Since everyone can say whatever they want but also everyone can just ignore what you say, colluded validators can tell sh*t all day long. You could even spin up 1000 Validators (way more thane 80%) and let them all propose wrong Tx. No one would care because no one has a reasons to include invalid Txs ever. An attacker would need to collude existing validators that others already listen to. But as soon as they propose Tx that are not valid everyone would stop listen to them. So you would need to collude over 80% of the existing validators then you could propose a wrong Tx AND reach 80% agreement. Problem is all other not-colluded validators would simply stop and all nodes that validate Txs them-self like the node of an exchange or a node run by a bank etc. they would all stop as well because even majority can not overwrite their code.

You end up with a network of colluded validator that make forward progress but no one listens to them anymore. All the honest player have detected that something is wrong and halted after the last correct ledger. Technically there is now a fork. One chain is halted and one is obviously wrong. Not exactly hard to pick the right one in this case.

>how much does it cost to bribe them?

Who knows? But how much is halting the network worth? It sure could cause damage (trades stop etc.) But it will not case wrong behavior so you can't exactly make money with this like with double spending. You could short and hope the price would drop because of the halt. On the other hand surviving such a large scale attack could also push the price way up. The XRPL never halted but the XLM ledger did (not because of an attack) a few month back for like 2h. It has no visible effect on the price.

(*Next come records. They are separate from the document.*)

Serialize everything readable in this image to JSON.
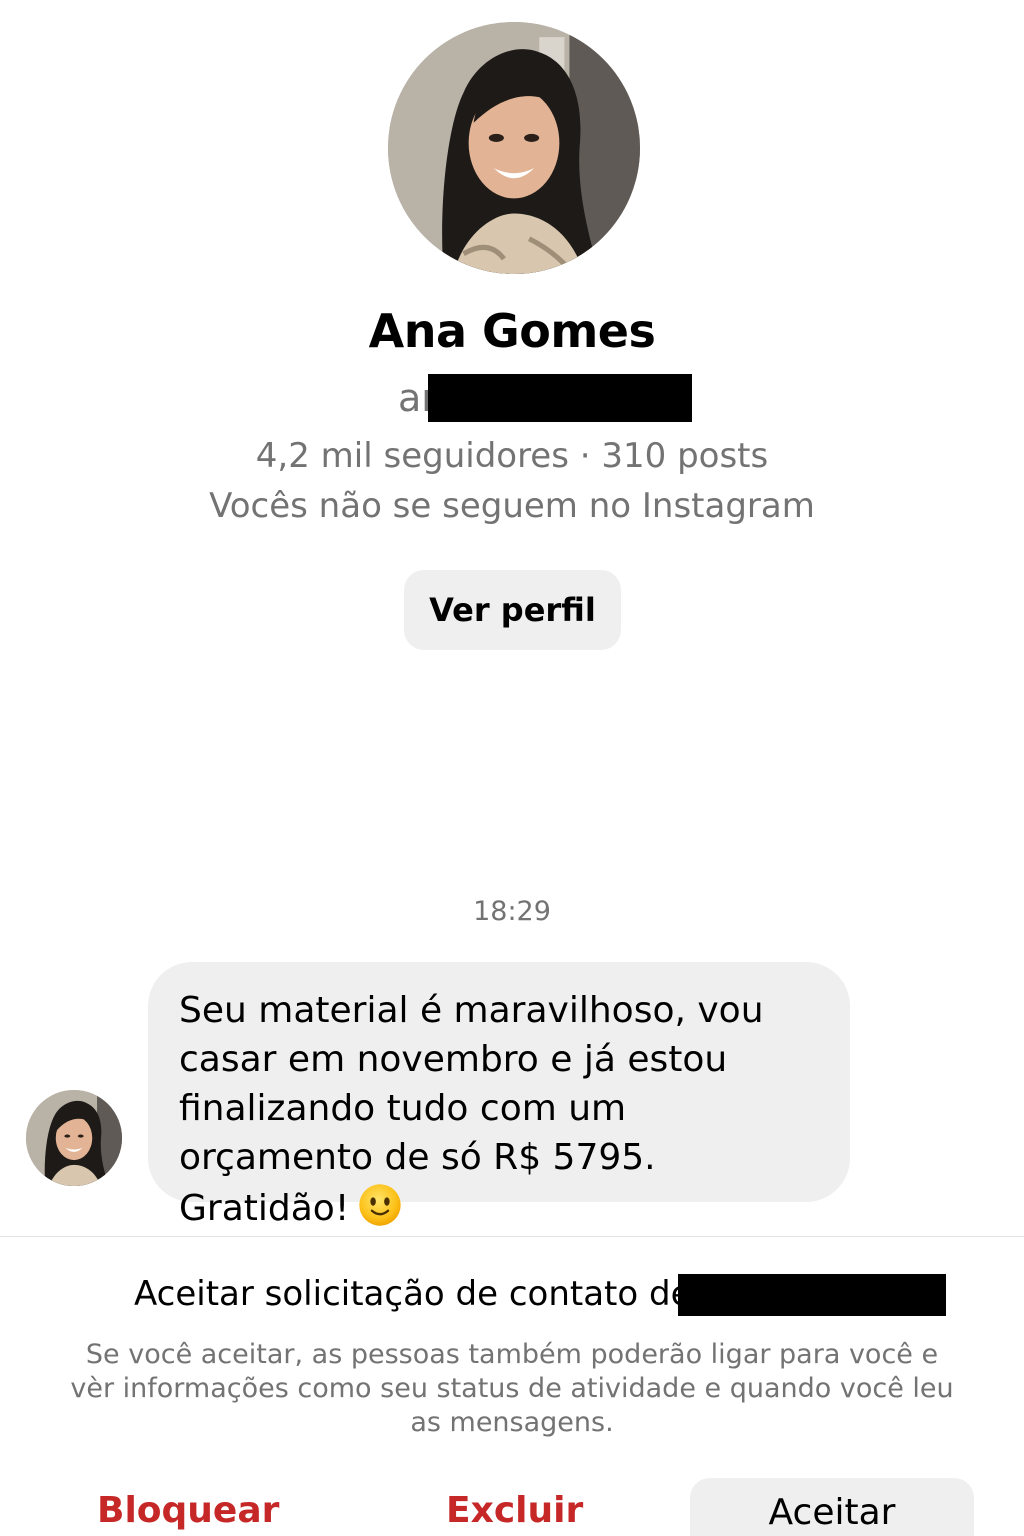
{
  "profile": {
    "name": "Ana Gomes",
    "username_visible": "ar",
    "username_redacted": true,
    "stats": "4,2 mil seguidores · 310 posts",
    "follow_status": "Vocês não se seguem no Instagram",
    "view_profile_label": "Ver perfil"
  },
  "conversation": {
    "timestamp": "18:29",
    "messages": [
      {
        "sender": "Ana Gomes",
        "text": "Seu material é maravilhoso, vou casar em novembro e já estou finalizando tudo com um orçamento de só R$ 5795. Gratidão!",
        "emoji": "slightly-smiling-face-icon"
      }
    ]
  },
  "request": {
    "title": "Aceitar solicitação de contato de",
    "title_redacted": true,
    "note": "Se você aceitar, as pessoas também poderão ligar para você e vèr informações como seu status de atividade e quando você leu as mensagens.",
    "actions": {
      "block": "Bloquear",
      "delete": "Excluir",
      "accept": "Aceitar"
    }
  },
  "colors": {
    "destructive": "#c62828",
    "secondary_text": "#737373",
    "button_background": "#efefef",
    "bubble_background": "#efefef"
  }
}
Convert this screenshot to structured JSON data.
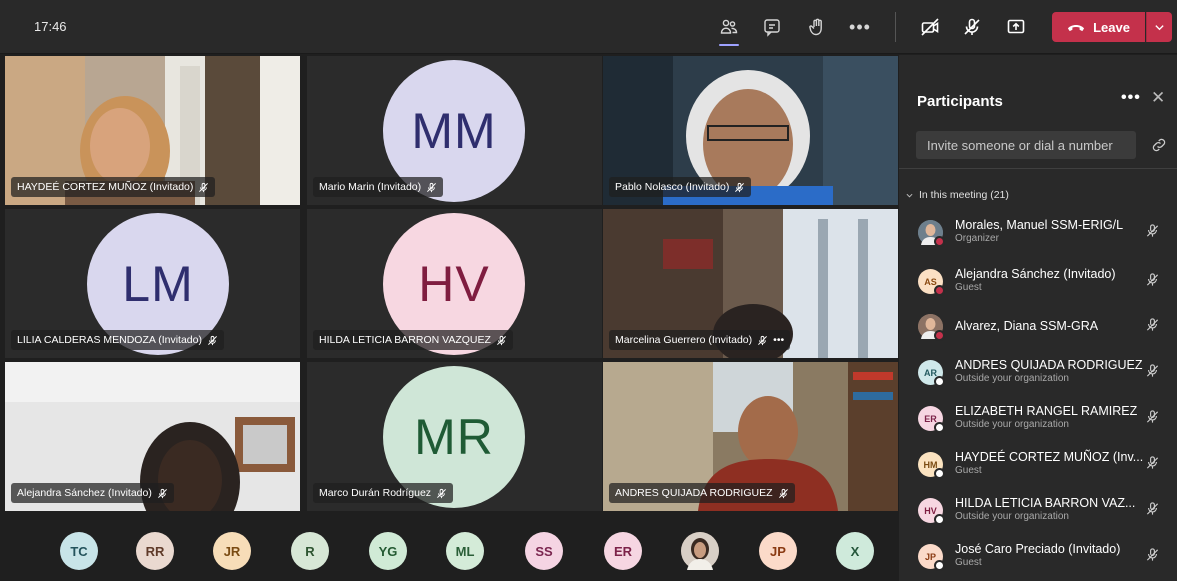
{
  "topbar": {
    "time": "17:46",
    "leave_label": "Leave",
    "icons": [
      "people-icon",
      "chat-icon",
      "raise-hand-icon",
      "more-icon",
      "camera-off-icon",
      "mic-off-icon",
      "share-icon",
      "phone-icon"
    ]
  },
  "tiles": [
    {
      "name": "HAYDEÉ CORTEZ MUÑOZ (Invitado)",
      "type": "video"
    },
    {
      "name": "Mario Marin (Invitado)",
      "type": "avatar",
      "initials": "MM",
      "bg": "#d9d7ee",
      "fg": "#2f2e6e"
    },
    {
      "name": "Pablo Nolasco (Invitado)",
      "type": "video"
    },
    {
      "name": "LILIA CALDERAS MENDOZA (Invitado)",
      "type": "avatar",
      "initials": "LM",
      "bg": "#d9d7ee",
      "fg": "#2f2e6e"
    },
    {
      "name": "HILDA LETICIA BARRON VAZQUEZ",
      "type": "avatar",
      "initials": "HV",
      "bg": "#f7d7e1",
      "fg": "#7f1d40"
    },
    {
      "name": "Marcelina Guerrero (Invitado)",
      "type": "video",
      "more": "•••"
    },
    {
      "name": "Alejandra Sánchez (Invitado)",
      "type": "video"
    },
    {
      "name": "Marco Durán Rodríguez",
      "type": "avatar",
      "initials": "MR",
      "bg": "#cfe6d7",
      "fg": "#1f5b35"
    },
    {
      "name": "ANDRES QUIJADA RODRIGUEZ",
      "type": "video"
    }
  ],
  "bottom_avatars": [
    {
      "initials": "TC",
      "bg": "#c8e4e8",
      "fg": "#24535c"
    },
    {
      "initials": "RR",
      "bg": "#ead9d0",
      "fg": "#603b2a"
    },
    {
      "initials": "JR",
      "bg": "#f7ddb8",
      "fg": "#7a4b12"
    },
    {
      "initials": "R",
      "bg": "#d7e7d6",
      "fg": "#2e5531"
    },
    {
      "initials": "YG",
      "bg": "#d0ead6",
      "fg": "#245a33"
    },
    {
      "initials": "ML",
      "bg": "#d4ebd8",
      "fg": "#2a5e37"
    },
    {
      "initials": "SS",
      "bg": "#f5d4e3",
      "fg": "#7b2650"
    },
    {
      "initials": "ER",
      "bg": "#f6d6e2",
      "fg": "#7c2249"
    },
    {
      "initials": "",
      "bg": "#7e6a5d",
      "fg": "#fff",
      "photo": true
    },
    {
      "initials": "JP",
      "bg": "#fbdac9",
      "fg": "#8a3a12"
    },
    {
      "initials": "X",
      "bg": "#cfeadb",
      "fg": "#24563a"
    }
  ],
  "panel": {
    "title": "Participants",
    "more": "•••",
    "close": "✕",
    "invite_placeholder": "Invite someone or dial a number",
    "meeting_header": "In this meeting (21)",
    "participants": [
      {
        "name": "Morales, Manuel SSM-ERIG/L",
        "role": "Organizer",
        "initials": "",
        "bg": "#6d7f8c",
        "status": "#c4314b",
        "photo": true
      },
      {
        "name": "Alejandra Sánchez (Invitado)",
        "role": "Guest",
        "initials": "AS",
        "bg": "#fbe0c4",
        "fg": "#8a4a12",
        "status": "#c4314b"
      },
      {
        "name": "Alvarez, Diana SSM-GRA",
        "role": "",
        "initials": "",
        "bg": "#8c7264",
        "status": "#c4314b",
        "photo": true
      },
      {
        "name": "ANDRES QUIJADA RODRIGUEZ",
        "role": "Outside your organization",
        "initials": "AR",
        "bg": "#cfe8ea",
        "fg": "#245a60",
        "status": "#ffffff"
      },
      {
        "name": "ELIZABETH RANGEL RAMIREZ",
        "role": "Outside your organization",
        "initials": "ER",
        "bg": "#f6d6e2",
        "fg": "#7c2249",
        "status": "#ffffff"
      },
      {
        "name": "HAYDEÉ CORTEZ MUÑOZ (Inv...",
        "role": "Guest",
        "initials": "HM",
        "bg": "#fbe3c0",
        "fg": "#7a4b12",
        "status": "#ffffff"
      },
      {
        "name": "HILDA LETICIA BARRON VAZ...",
        "role": "Outside your organization",
        "initials": "HV",
        "bg": "#f7d7e1",
        "fg": "#7f1d40",
        "status": "#ffffff"
      },
      {
        "name": "José Caro Preciado (Invitado)",
        "role": "Guest",
        "initials": "JP",
        "bg": "#fbdac9",
        "fg": "#8a3a12",
        "status": "#ffffff"
      }
    ]
  }
}
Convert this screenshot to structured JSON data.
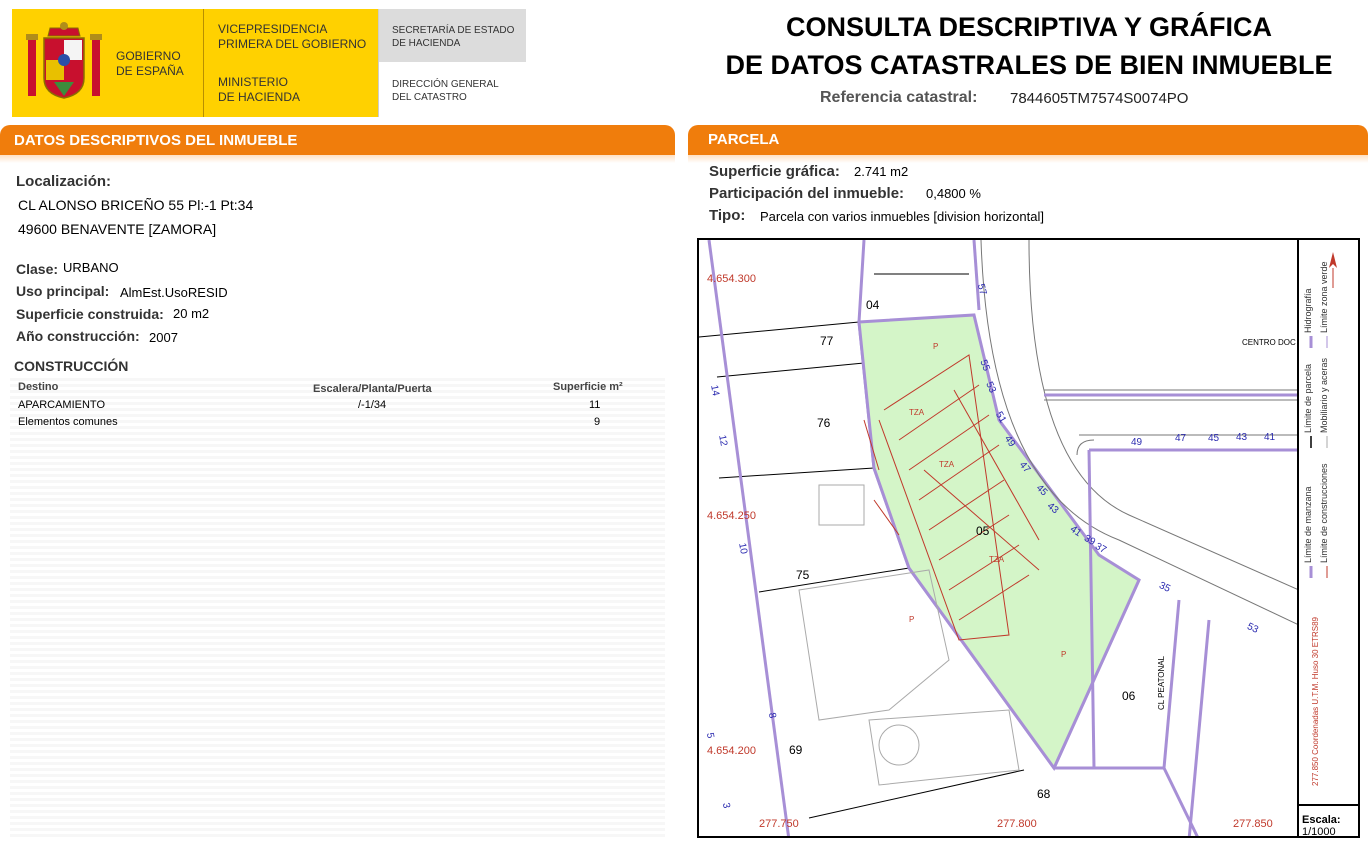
{
  "header": {
    "gov_line": "GOBIERNO\nDE ESPAÑA",
    "vice_line": "VICEPRESIDENCIA\nPRIMERA DEL GOBIERNO",
    "ministry_line": "MINISTERIO\nDE HACIENDA",
    "secretaria_line": "SECRETARÍA DE ESTADO\nDE HACIENDA",
    "direccion_line": "DIRECCIÓN GENERAL\nDEL CATASTRO",
    "brand_yellow": "#ffd100",
    "title": "CONSULTA DESCRIPTIVA Y GRÁFICA\nDE DATOS CATASTRALES DE BIEN INMUEBLE",
    "ref_label": "Referencia catastral:",
    "ref_value": "7844605TM7574S0074PO"
  },
  "left_section": {
    "bar_title": "DATOS DESCRIPTIVOS DEL INMUEBLE",
    "accent": "#f07d0c",
    "localizacion_label": "Localización:",
    "address_line1": "CL ALONSO BRICEÑO 55 Pl:-1 Pt:34",
    "address_line2": "49600 BENAVENTE [ZAMORA]",
    "clase_label": "Clase:",
    "clase_value": "URBANO",
    "uso_label": "Uso principal:",
    "uso_value": "AlmEst.UsoRESID",
    "superficie_label": "Superficie construida:",
    "superficie_value": "20 m2",
    "anio_label": "Año construcción:",
    "anio_value": "2007",
    "construccion_title": "CONSTRUCCIÓN",
    "table": {
      "headers": [
        "Destino",
        "Escalera/Planta/Puerta",
        "Superficie m²"
      ],
      "rows": [
        {
          "destino": "APARCAMIENTO",
          "planta": "/-1/34",
          "superficie": "11"
        },
        {
          "destino": "Elementos comunes",
          "planta": "",
          "superficie": "9"
        }
      ]
    }
  },
  "right_section": {
    "bar_title": "PARCELA",
    "superficie_label": "Superficie gráfica:",
    "superficie_value": "2.741 m2",
    "participacion_label": "Participación del inmueble:",
    "participacion_value": "0,4800 %",
    "tipo_label": "Tipo:",
    "tipo_value": "Parcela con varios inmuebles [division horizontal]"
  },
  "map": {
    "coord_y_top": "4.654.300",
    "coord_y_mid": "4.654.250",
    "coord_y_bottom": "4.654.200",
    "coord_x_left": "277.750",
    "coord_x_mid": "277.800",
    "coord_x_right": "277.850",
    "parcel_labels": [
      "04",
      "77",
      "76",
      "75",
      "69",
      "68",
      "06",
      "05"
    ],
    "street_numbers": [
      "57",
      "55",
      "53",
      "51",
      "49",
      "47",
      "45",
      "43",
      "41",
      "39",
      "37",
      "35",
      "53"
    ],
    "block_numbers": [
      "49",
      "47",
      "45",
      "43",
      "41"
    ],
    "left_numbers": [
      "14",
      "12",
      "10",
      "8",
      "6",
      "5",
      "3"
    ],
    "centro_label": "CENTRO DOC",
    "peatonal_label": "CL PEATONAL",
    "p_label": "P",
    "tza_label": "TZA",
    "parcel_fill": "#d4f5c8",
    "parcel_border": "#a78fd6",
    "construction_color": "#c0392b"
  },
  "legend": {
    "items": [
      "Hidrografía",
      "Límite zona verde",
      "Límite de parcela",
      "Mobiliario y aceras",
      "Límite de manzana",
      "Límite de construcciones"
    ],
    "coords_note": "277.850 Coordenadas U.T.M. Huso 30 ETRS89",
    "scale_label": "Escala:",
    "scale_value": "1/1000"
  }
}
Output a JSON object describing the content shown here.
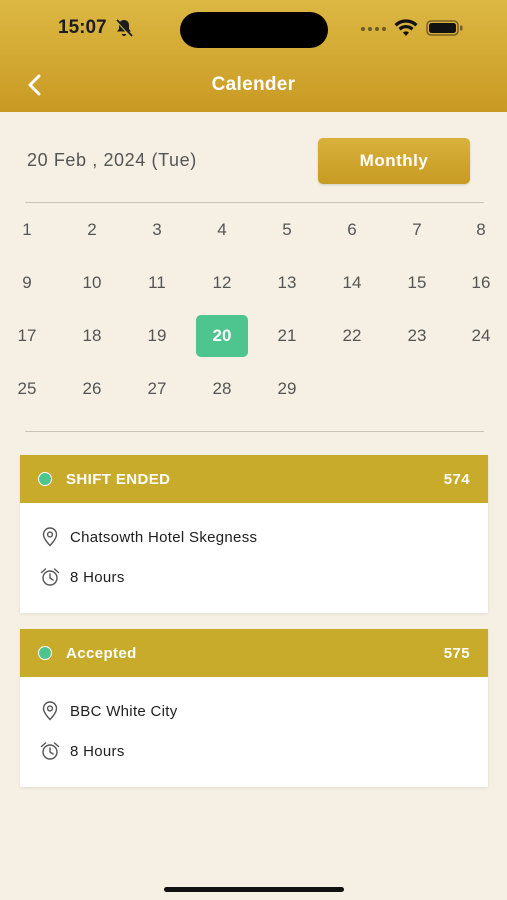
{
  "status_bar": {
    "time": "15:07"
  },
  "header": {
    "title": "Calender"
  },
  "calendar": {
    "selected_date_label": "20  Feb , 2024 (Tue)",
    "view_toggle_label": "Monthly",
    "selected_day": "20",
    "days": [
      "1",
      "2",
      "3",
      "4",
      "5",
      "6",
      "7",
      "8",
      "9",
      "10",
      "11",
      "12",
      "13",
      "14",
      "15",
      "16",
      "17",
      "18",
      "19",
      "20",
      "21",
      "22",
      "23",
      "24",
      "25",
      "26",
      "27",
      "28",
      "29"
    ]
  },
  "shifts": [
    {
      "status": "SHIFT ENDED",
      "id": "574",
      "location": "Chatsowth Hotel Skegness",
      "duration": "8 Hours"
    },
    {
      "status": "Accepted",
      "id": "575",
      "location": "BBC White City",
      "duration": "8 Hours"
    }
  ],
  "colors": {
    "accent": "#c9ab2c",
    "selected": "#4ec48e",
    "background": "#f5f0e3"
  }
}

>how do they know they have quorum to make such decision?

They don't. Consensus is reached not decided see above and documentation. They only decide if a Tx is valid and they use math to do so.

>what if there's a network partition and two quorums have finalized two chains?

That can not happen because nether partition could reach 80% agreement. The network halts in such situation for as long as needed rather than splitting.

>that's the thing with PoS - it's politics based currency. we've had that for thousands of years. it's not like some genius read satoshi's paper and thought "hey what if we just kind of like vote on which chain is the right one and lets name it proof of stake?", PoS was known long before PoW, it just doesn't solve the problem that bitcoin solves, that's it.

It's still not PoS why are PoW supported always coming up with flaws in PoS lol I already know PoS is flawed but so Is PoW.

> And even if they do you still could be on the wrong chain because of network problems etc. If you only see one chain you don't even know if there is another chain.

this is the key thing you don't understand, i don't even need to respond to the rest of your message because of it.

with PoW even if i see only one chain i can absolutely objectively detect if something cheesy is going on by observing the difficulty of that chain. no network connectivity required. no comparison with other potential chains required. until you understand how is that different from PoS there's no point in discussing benefits and tradeoffs between these systems.

I must disagree with that.

Detecting if something is cheesy in the chain is not enough. The chain you see can be totally fine nothing cheesy you could "objectively detect" yet the chain you don't see is longer and everyone will switch there. Your "objectively detected" nothing is totally pointless in this case.

Or what about Tx censorship. A valid Tx with reasonable fee isn't included because miners/mining pools colluded to not process that Tx. You objectively detected nothing because everything on the chain is completely correct. You can't detect what isn't there.

You still come around with PoS lol dude I never in the whole thread compared PoW to PoS. PoS is totally irrelevant. If it would not exist PoW would still have the same flaws.